Headlights and Hesitation: How Vehicle Lighting Affects Deer Behavior in Imminent Collision Scenarios
By Tyjaha Steele

There’s a reason the phrase “deer caught in headlights” is so well-known. It captures a split-second moment with very real consequences, often at the expense of the driver and the animal themselves. With thousands of injuries and billions of dollars in damages reported each year, researchers are now asking whether changes to vehicle headlights could significantly alter how deer respond, potentially reducing the risk of collisions.
Carson Pakula, a doctoral graduate research assistant and lead author of the study, conducted 174 trials at the Whitehall Deer Research Facility in Athens, Georgia, through his work with the University of Georgia’s Savannah River Ecology Laboratory and Warnell School of Forestry and Natural Resources. The team worked with 23 captive, wild-type female deer, testing eight lighting combinations using an oncoming electric golf cart outfitted with halogen or LED headlights (set to high or low beam), with or without a rear-facing lightbar.
“We chose these eight treatments to explore how vehicle lighting might affect deer behavior by testing different headlight types, since halogen and LED give off different colors of light,” explains Pakula. “We also compared low and high beams to see if brightness changes how deer react, and added a rear-facing lightbar to find out if lighting up the front of the vehicle makes it easier for deer to notice.”
The study focused on short-range encounters, which ranged just 95 meters between the deer and the vehicle, designed to simulate the final seconds before a potential collision. Using infrared cameras, researchers tracked alert behavior, when a deer stopped or reoriented in response to the vehicle, and flight behavior, when it made an apparent attempt to escape.

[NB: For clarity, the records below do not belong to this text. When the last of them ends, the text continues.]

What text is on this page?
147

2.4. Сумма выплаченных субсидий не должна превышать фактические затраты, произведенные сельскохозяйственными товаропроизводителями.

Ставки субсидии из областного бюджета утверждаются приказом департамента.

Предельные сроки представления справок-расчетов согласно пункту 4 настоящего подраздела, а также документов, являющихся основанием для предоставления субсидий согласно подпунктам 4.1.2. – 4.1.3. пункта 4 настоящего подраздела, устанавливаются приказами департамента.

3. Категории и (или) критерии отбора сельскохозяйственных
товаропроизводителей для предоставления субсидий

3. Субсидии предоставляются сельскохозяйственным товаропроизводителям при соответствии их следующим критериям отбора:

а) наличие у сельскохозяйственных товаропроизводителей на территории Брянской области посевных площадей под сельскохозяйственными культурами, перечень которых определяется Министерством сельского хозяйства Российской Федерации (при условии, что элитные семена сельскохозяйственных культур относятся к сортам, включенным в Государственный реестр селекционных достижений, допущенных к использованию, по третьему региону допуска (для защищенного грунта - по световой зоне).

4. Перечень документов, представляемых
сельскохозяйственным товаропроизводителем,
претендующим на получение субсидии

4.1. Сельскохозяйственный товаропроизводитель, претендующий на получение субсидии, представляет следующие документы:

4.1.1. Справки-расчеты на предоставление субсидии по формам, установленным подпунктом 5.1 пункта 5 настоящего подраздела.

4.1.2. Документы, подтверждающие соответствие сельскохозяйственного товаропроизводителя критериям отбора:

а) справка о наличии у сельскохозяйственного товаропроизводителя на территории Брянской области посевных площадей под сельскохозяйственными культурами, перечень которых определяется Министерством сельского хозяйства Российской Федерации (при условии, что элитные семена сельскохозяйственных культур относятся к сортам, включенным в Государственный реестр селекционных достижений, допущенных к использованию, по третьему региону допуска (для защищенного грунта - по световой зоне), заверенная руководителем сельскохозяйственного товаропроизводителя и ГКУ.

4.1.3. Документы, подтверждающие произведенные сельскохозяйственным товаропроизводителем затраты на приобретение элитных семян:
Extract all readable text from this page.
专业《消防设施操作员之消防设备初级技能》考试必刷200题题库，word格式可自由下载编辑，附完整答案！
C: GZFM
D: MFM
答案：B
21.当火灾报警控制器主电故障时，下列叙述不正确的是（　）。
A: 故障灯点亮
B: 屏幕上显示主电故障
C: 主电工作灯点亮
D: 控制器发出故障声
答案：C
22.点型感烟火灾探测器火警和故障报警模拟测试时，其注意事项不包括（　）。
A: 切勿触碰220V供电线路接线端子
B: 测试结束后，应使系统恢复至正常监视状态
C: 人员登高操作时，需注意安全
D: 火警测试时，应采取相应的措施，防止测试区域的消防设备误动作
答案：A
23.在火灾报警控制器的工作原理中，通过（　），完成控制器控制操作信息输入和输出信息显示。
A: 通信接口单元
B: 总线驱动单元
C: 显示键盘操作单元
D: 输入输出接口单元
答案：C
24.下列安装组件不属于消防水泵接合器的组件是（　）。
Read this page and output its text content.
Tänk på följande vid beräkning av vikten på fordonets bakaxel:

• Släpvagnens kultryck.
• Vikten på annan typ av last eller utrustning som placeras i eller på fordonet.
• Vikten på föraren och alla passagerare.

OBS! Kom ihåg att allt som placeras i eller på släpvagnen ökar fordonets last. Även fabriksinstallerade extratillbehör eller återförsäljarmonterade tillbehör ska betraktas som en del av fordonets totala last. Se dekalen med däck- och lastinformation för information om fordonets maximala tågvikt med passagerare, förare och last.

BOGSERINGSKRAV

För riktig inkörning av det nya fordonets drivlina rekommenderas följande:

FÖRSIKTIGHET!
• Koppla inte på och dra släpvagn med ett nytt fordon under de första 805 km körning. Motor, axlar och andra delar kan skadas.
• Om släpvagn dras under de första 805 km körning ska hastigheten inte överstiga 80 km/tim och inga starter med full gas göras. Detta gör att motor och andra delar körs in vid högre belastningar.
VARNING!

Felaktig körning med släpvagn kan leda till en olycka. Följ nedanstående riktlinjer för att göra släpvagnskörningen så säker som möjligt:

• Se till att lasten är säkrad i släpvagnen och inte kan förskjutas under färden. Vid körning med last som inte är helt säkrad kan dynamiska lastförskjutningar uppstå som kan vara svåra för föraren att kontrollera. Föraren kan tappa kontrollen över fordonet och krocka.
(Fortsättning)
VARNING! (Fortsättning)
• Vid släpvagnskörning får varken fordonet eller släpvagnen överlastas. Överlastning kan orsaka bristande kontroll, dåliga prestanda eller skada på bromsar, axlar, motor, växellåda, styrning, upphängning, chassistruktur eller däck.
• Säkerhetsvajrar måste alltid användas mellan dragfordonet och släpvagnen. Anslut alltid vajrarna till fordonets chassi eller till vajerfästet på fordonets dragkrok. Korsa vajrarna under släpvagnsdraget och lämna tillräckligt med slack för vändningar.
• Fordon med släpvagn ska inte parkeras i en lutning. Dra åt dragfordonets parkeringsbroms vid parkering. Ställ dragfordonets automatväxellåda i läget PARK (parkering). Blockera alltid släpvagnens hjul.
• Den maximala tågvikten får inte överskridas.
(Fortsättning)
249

Across all trials, deer alerted in 73% of cases and fled in just 52%. Halogen headlights on high beam with the lightbar off produced the most alerts, yet no lighting treatment reliably triggered flight behaviors.
“Many deer showed no flight behavior and stayed in the vehicle’s path, regardless of lighting treatment. It’s a ‘freezing in the headlights’ response familiar to many drivers,” says DeVault. “Deer reactions seemed driven more by individual personality than lighting. Their dark-adapted vision may not align well with modern headlights.”

This is the first study to test how vehicle lighting affects the behavior of a moving deer during an imminent head-on collision. Previous research has focused on roadside deer or longer-range interactions. These findings establish a baseline for future studies that may explore lighting effects in free-ranging deer or longer-distance approaches, especially as 86% of new vehicles are built with LED systems by default.
Although LED headlights emit blue wavelengths that correspond to what deer’s eyes are most sensitive to, halogen high beams still prompted the strongest alert responses. It’s unclear whether LED lights overwhelm the deer’s vision, mask movement cues, or simply fail to appear threatening under certain conditions.
While lighting may influence how deer perceive an oncoming vehicle, it doesn’t appear to change the outcome of a close encounter. Broader mitigation efforts, such as fencing, road design, or population control, remain more consistent and scalable solutions for reducing deer-vehicle collisions.
The full study, Caught in headlights: Captive white-tailed deer responses to variations in vehicle lighting during imminent collision scenarios, was published in Applied Animal Behaviour Science and was authored by Carson J. Pakula, Gino J. D’Angelo, Adrianna Mowrer, Olin E. Rhodes Jr., and Travis L. DeVault.